第3章 もどる

1話 元カレ

 ある日、玉ねぎを切っていると、右手がつかまれ、玉ねぎを押さえている左手の指を包丁が切り付けてきた。指をすぐに離したので怪我には至らなかったけど、誰かが見たら、自分の指を切り付けているようにしか見えなかったと思う。


 そんな気は全くない。右手が誰かに握られ、勝手に動いたんだから。しかも、右手を握っているものが見えない。これは、人間の仕業じゃない。なんとかしないと。


 電車とか、どこかで拾ってきてしまったのかもしれない。周りを見渡すと、私は凍りついた。男性の霊がいる。この人は知っている。


 これまで気づかなかったけど、鏡を見ると、私の背中にピッタリ付いていた。背が高くて、痩せている人で、かっこいい感じ。背広をきていて、胸に黄色いポケットチーフをしている。


 その男性は、少し前に付き合っていた人だった。この人は死んでいたの? 別れてから会っていなかったけど、死んでたなんて知らなかった。

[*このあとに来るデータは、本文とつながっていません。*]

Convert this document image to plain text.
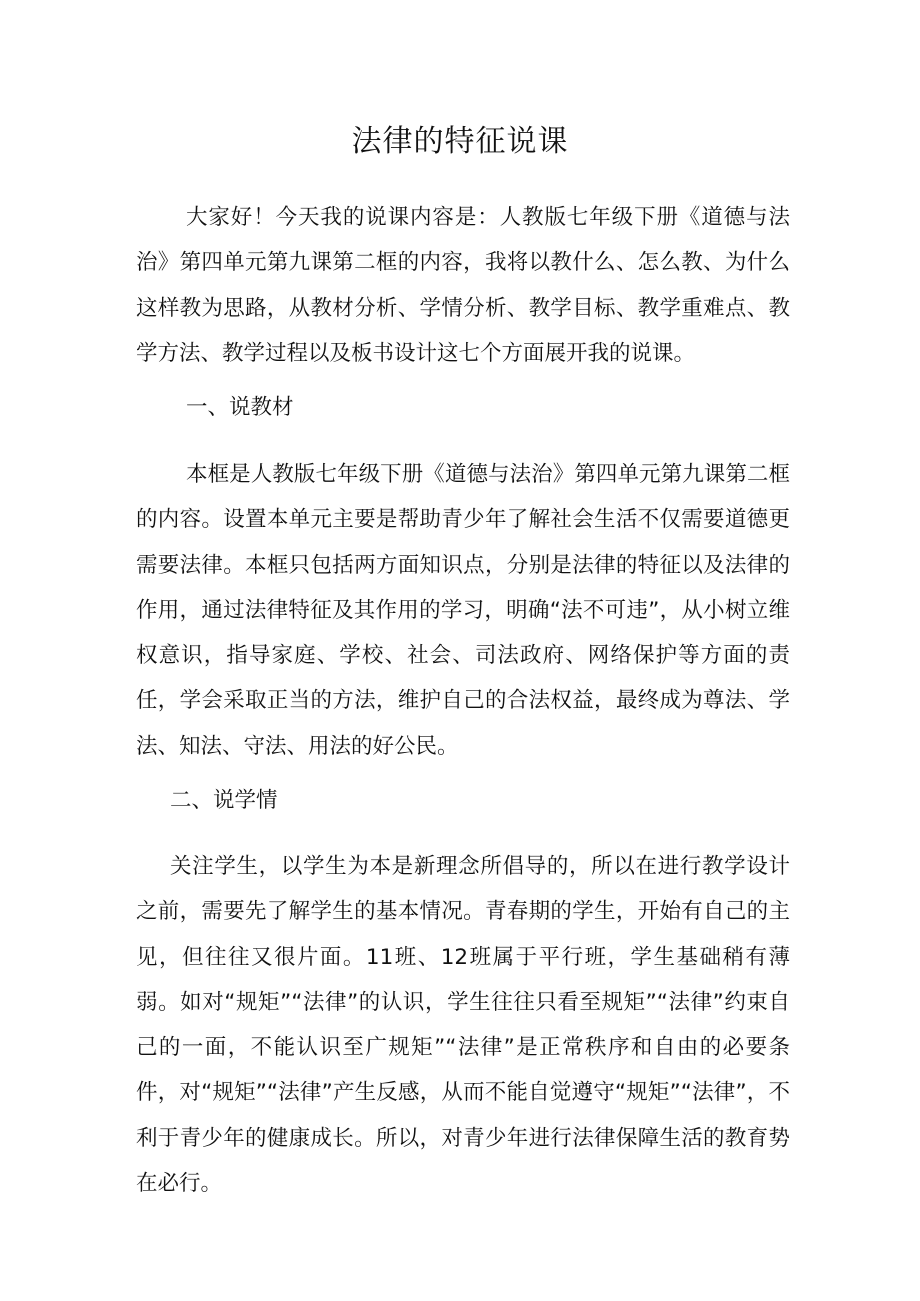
法律的特征说课

大家好！今天我的说课内容是：人教版七年级下册《道德与法治》第四单元第九课第二框的内容，我将以教什么、怎么教、为什么这样教为思路，从教材分析、学情分析、教学目标、教学重难点、教学方法、教学过程以及板书设计这七个方面展开我的说课。

一、说教材

本框是人教版七年级下册《道德与法治》第四单元第九课第二框的内容。设置本单元主要是帮助青少年了解社会生活不仅需要道德更需要法律。本框只包括两方面知识点，分别是法律的特征以及法律的作用，通过法律特征及其作用的学习，明确“法不可违”，从小树立维权意识，指导家庭、学校、社会、司法政府、网络保护等方面的责任，学会采取正当的方法，维护自己的合法权益，最终成为尊法、学法、知法、守法、用法的好公民。

二、说学情

关注学生，以学生为本是新理念所倡导的，所以在进行教学设计之前，需要先了解学生的基本情况。青春期的学生，开始有自己的主见，但往往又很片面。11班、12班属于平行班，学生基础稍有薄弱。如对“规矩”“法律”的认识，学生往往只看至规矩”“法律”约束自己的一面，不能认识至广规矩”“法律”是正常秩序和自由的必要条件，对“规矩”“法律”产生反感，从而不能自觉遵守“规矩”“法律”，不利于青少年的健康成长。所以，对青少年进行法律保障生活的教育势在必行。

 体は水でビチョビチョだから、水死したんだと思う。水に濡れているんだけど、よく見ると、赤い水で、少しねっとりしている液体のように見えた。


 右腕の手首にカミソリで切ったような跡があり、血が吹き出している。お風呂で自殺したのかしら。


 でも、私のせいじゃない。私を責めるのはおかしいでしょう。もう別れているんだから。


 この男性とは、4ヶ月ぐらい前、出会い系サイトで知り合った。中堅のIT会社に勤めてるエンジニアで、イケメンだったので、会って見ることにした。


「初めまして。写真より、可愛い方ですね。」

「よろしくお願いします。褒めすぎですって。」

「いや、出会い系サイトって、今回初めてだったんで心配していたんですけど、こんな可愛い方と出会えるなんて感激だな。」


 それから、お台場のあたりを3時間ぐらい一緒にぶらぶらして、築地のお寿司屋さんで一緒の時間を過ごした。

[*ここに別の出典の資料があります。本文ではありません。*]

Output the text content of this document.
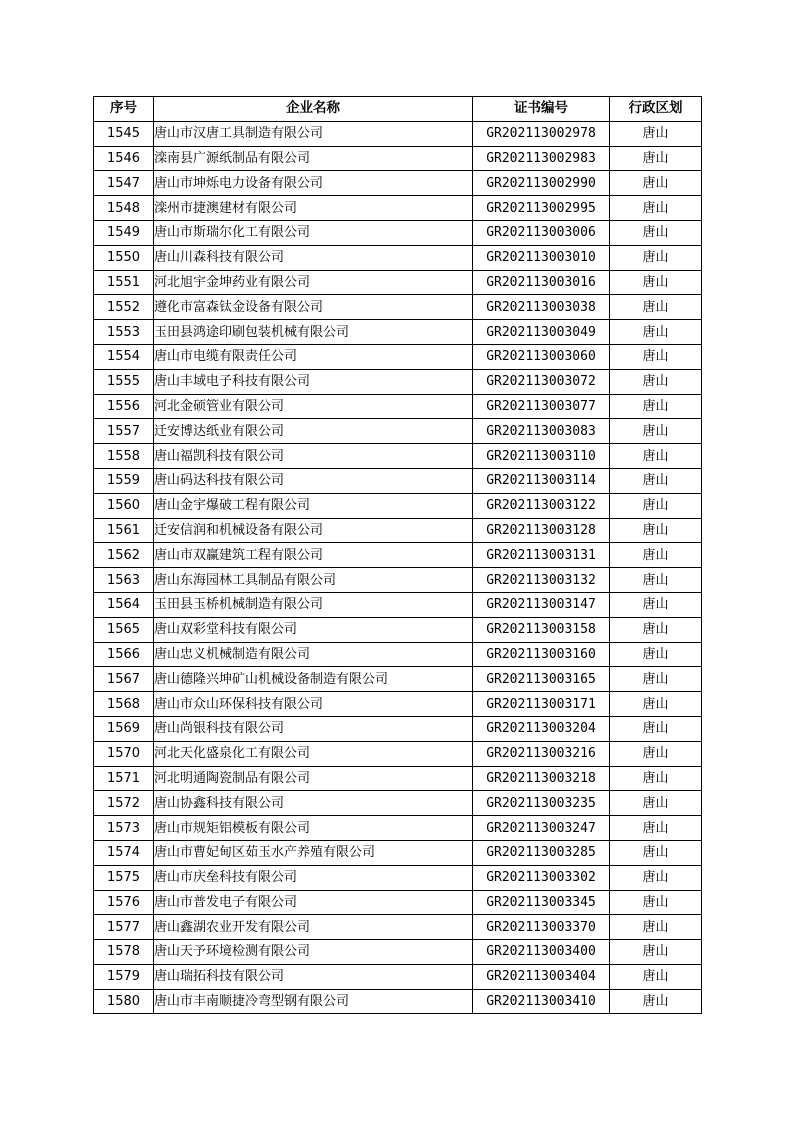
序号	企业名称	证书编号	行政区划
1545	唐山市汉唐工具制造有限公司	GR202113002978	唐山
1546	滦南县广源纸制品有限公司	GR202113002983	唐山
1547	唐山市坤烁电力设备有限公司	GR202113002990	唐山
1548	滦州市捷澳建材有限公司	GR202113002995	唐山
1549	唐山市斯瑞尔化工有限公司	GR202113003006	唐山
1550	唐山川森科技有限公司	GR202113003010	唐山
1551	河北旭宇金坤药业有限公司	GR202113003016	唐山
1552	遵化市富森钛金设备有限公司	GR202113003038	唐山
1553	玉田县鸿途印刷包装机械有限公司	GR202113003049	唐山
1554	唐山市电缆有限责任公司	GR202113003060	唐山
1555	唐山丰域电子科技有限公司	GR202113003072	唐山
1556	河北金硕管业有限公司	GR202113003077	唐山
1557	迁安博达纸业有限公司	GR202113003083	唐山
1558	唐山福凯科技有限公司	GR202113003110	唐山
1559	唐山码达科技有限公司	GR202113003114	唐山
1560	唐山金宇爆破工程有限公司	GR202113003122	唐山
1561	迁安信润和机械设备有限公司	GR202113003128	唐山
1562	唐山市双赢建筑工程有限公司	GR202113003131	唐山
1563	唐山东海园林工具制品有限公司	GR202113003132	唐山
1564	玉田县玉桥机械制造有限公司	GR202113003147	唐山
1565	唐山双彩堂科技有限公司	GR202113003158	唐山
1566	唐山忠义机械制造有限公司	GR202113003160	唐山
1567	唐山德隆兴坤矿山机械设备制造有限公司	GR202113003165	唐山
1568	唐山市众山环保科技有限公司	GR202113003171	唐山
1569	唐山尚银科技有限公司	GR202113003204	唐山
1570	河北天化盛泉化工有限公司	GR202113003216	唐山
1571	河北明通陶瓷制品有限公司	GR202113003218	唐山
1572	唐山协鑫科技有限公司	GR202113003235	唐山
1573	唐山市规矩铝模板有限公司	GR202113003247	唐山
1574	唐山市曹妃甸区茹玉水产养殖有限公司	GR202113003285	唐山
1575	唐山市庆垒科技有限公司	GR202113003302	唐山
1576	唐山市普发电子有限公司	GR202113003345	唐山
1577	唐山鑫湖农业开发有限公司	GR202113003370	唐山
1578	唐山天予环境检测有限公司	GR202113003400	唐山
1579	唐山瑞拓科技有限公司	GR202113003404	唐山
1580	唐山市丰南顺捷冷弯型钢有限公司	GR202113003410	唐山
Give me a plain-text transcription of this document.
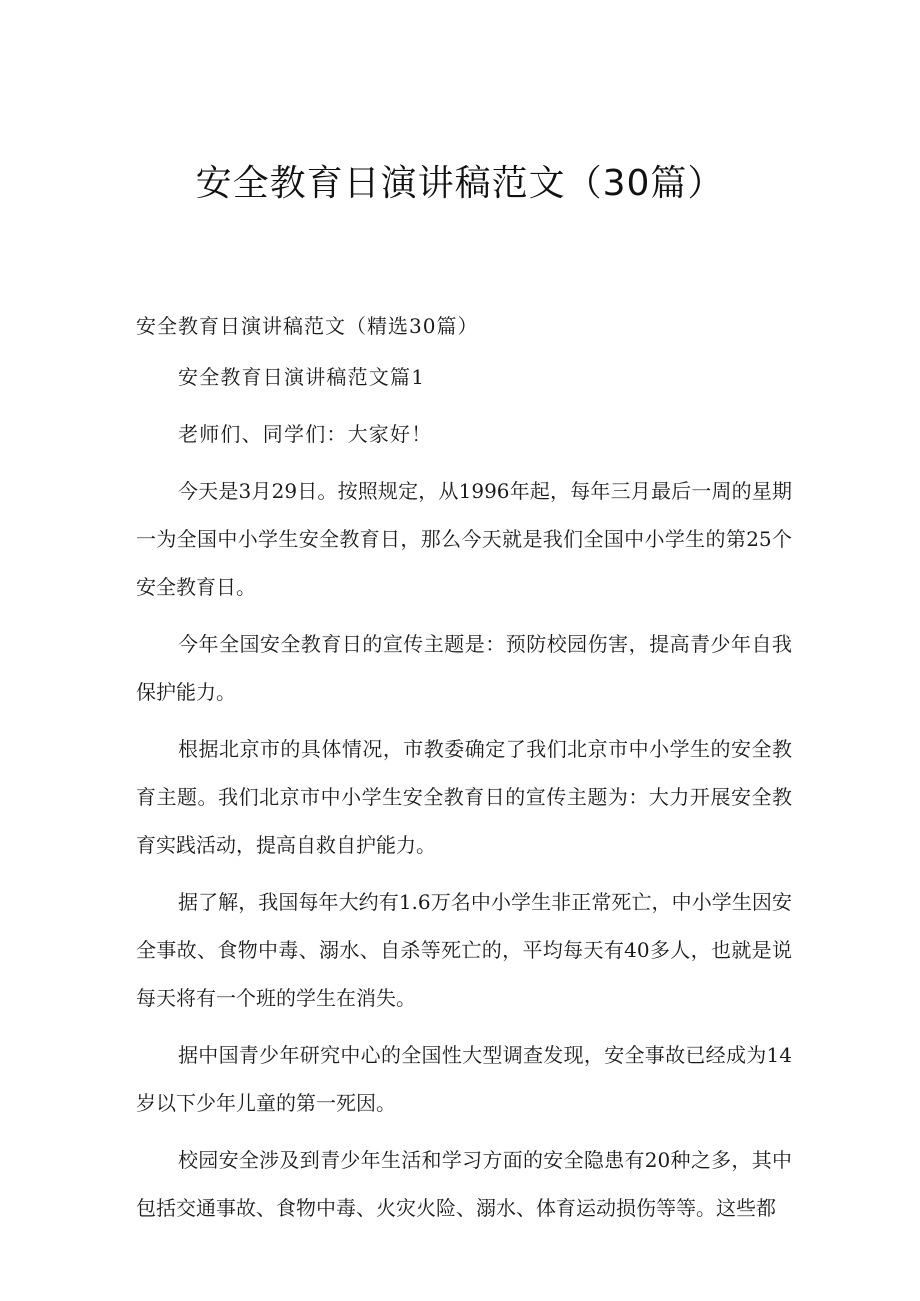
安全教育日演讲稿范文（30篇）

安全教育日演讲稿范文（精选30篇）

安全教育日演讲稿范文篇1

老师们、同学们：大家好！

今天是3月29日。按照规定，从1996年起，每年三月最后一周的星期一为全国中小学生安全教育日，那么今天就是我们全国中小学生的第25个安全教育日。

今年全国安全教育日的宣传主题是：预防校园伤害，提高青少年自我保护能力。

根据北京市的具体情况，市教委确定了我们北京市中小学生的安全教育主题。我们北京市中小学生安全教育日的宣传主题为：大力开展安全教育实践活动，提高自救自护能力。

据了解，我国每年大约有1.6万名中小学生非正常死亡，中小学生因安全事故、食物中毒、溺水、自杀等死亡的，平均每天有40多人，也就是说每天将有一个班的学生在消失。

据中国青少年研究中心的全国性大型调查发现，安全事故已经成为14岁以下少年儿童的第一死因。

校园安全涉及到青少年生活和学习方面的安全隐患有20种之多，其中包括交通事故、食物中毒、火灾火险、溺水、体育运动损伤等等。这些都
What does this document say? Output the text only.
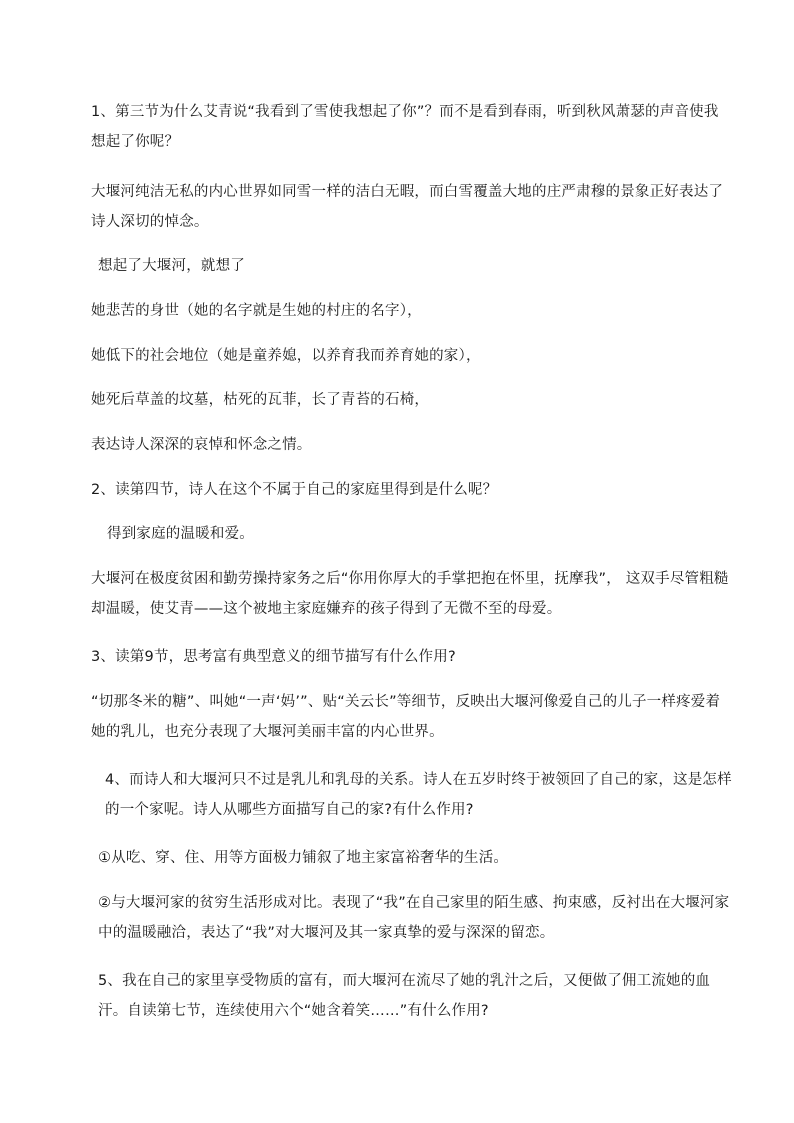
1、第三节为什么艾青说“我看到了雪使我想起了你”？而不是看到春雨，听到秋风萧瑟的声音使我想起了你呢？

大堰河纯洁无私的内心世界如同雪一样的洁白无暇，而白雪覆盖大地的庄严肃穆的景象正好表达了诗人深切的悼念。

想起了大堰河，就想了

她悲苦的身世（她的名字就是生她的村庄的名字），

她低下的社会地位（她是童养媳，以养育我而养育她的家），

她死后草盖的坟墓，枯死的瓦菲，长了青苔的石椅，

表达诗人深深的哀悼和怀念之情。

2、读第四节，诗人在这个不属于自己的家庭里得到是什么呢？

得到家庭的温暖和爱。

大堰河在极度贫困和勤劳操持家务之后“你用你厚大的手掌把抱在怀里，抚摩我”， 这双手尽管粗糙却温暖，使艾青——这个被地主家庭嫌弃的孩子得到了无微不至的母爱。

3、读第9节，思考富有典型意义的细节描写有什么作用?

“切那冬米的糖”、叫她“一声‘妈’”、贴“关云长”等细节，反映出大堰河像爱自己的儿子一样疼爱着她的乳儿，也充分表现了大堰河美丽丰富的内心世界。

4、而诗人和大堰河只不过是乳儿和乳母的关系。诗人在五岁时终于被领回了自己的家，这是怎样的一个家呢。诗人从哪些方面描写自己的家?有什么作用?

①从吃、穿、住、用等方面极力铺叙了地主家富裕奢华的生活。

②与大堰河家的贫穷生活形成对比。表现了“我”在自己家里的陌生感、拘束感，反衬出在大堰河家中的温暖融洽，表达了“我”对大堰河及其一家真挚的爱与深深的留恋。

5、我在自己的家里享受物质的富有，而大堰河在流尽了她的乳汁之后，又便做了佣工流她的血汗。自读第七节，连续使用六个“她含着笑……”有什么作用?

 写真通りイケメンで、会話も爽やかだったし、なによりも、私への接し方がとてもスマートだったので、この人だと思ったわ。会ってすぐにピーンときたから、お寿司屋の帰りに、すぐに手を握って、付き合い始めた。


 でも、1ヶ月ぐらい経つと、私のSNSとか、常にチェックしているみたいで、ここに誰と行ったんだとか、この日は、誘ったけど都合が悪いって言ったじゃないかとか言い始めたの。


 SNSに投稿したカフェの写真を見て、横の椅子に男物のカバンが置いてあるって怒鳴り込んできたこともあった。そういえば、仕事のお得意様とカフェで打ち合わせしていたことはあったけど、その写真かもしれない。

 

 異性と話すと、その人に気があると思うのは偏見なのよ。あなただって、女性の同僚や、お客様、委託先の人と話すことだってあるでしょう。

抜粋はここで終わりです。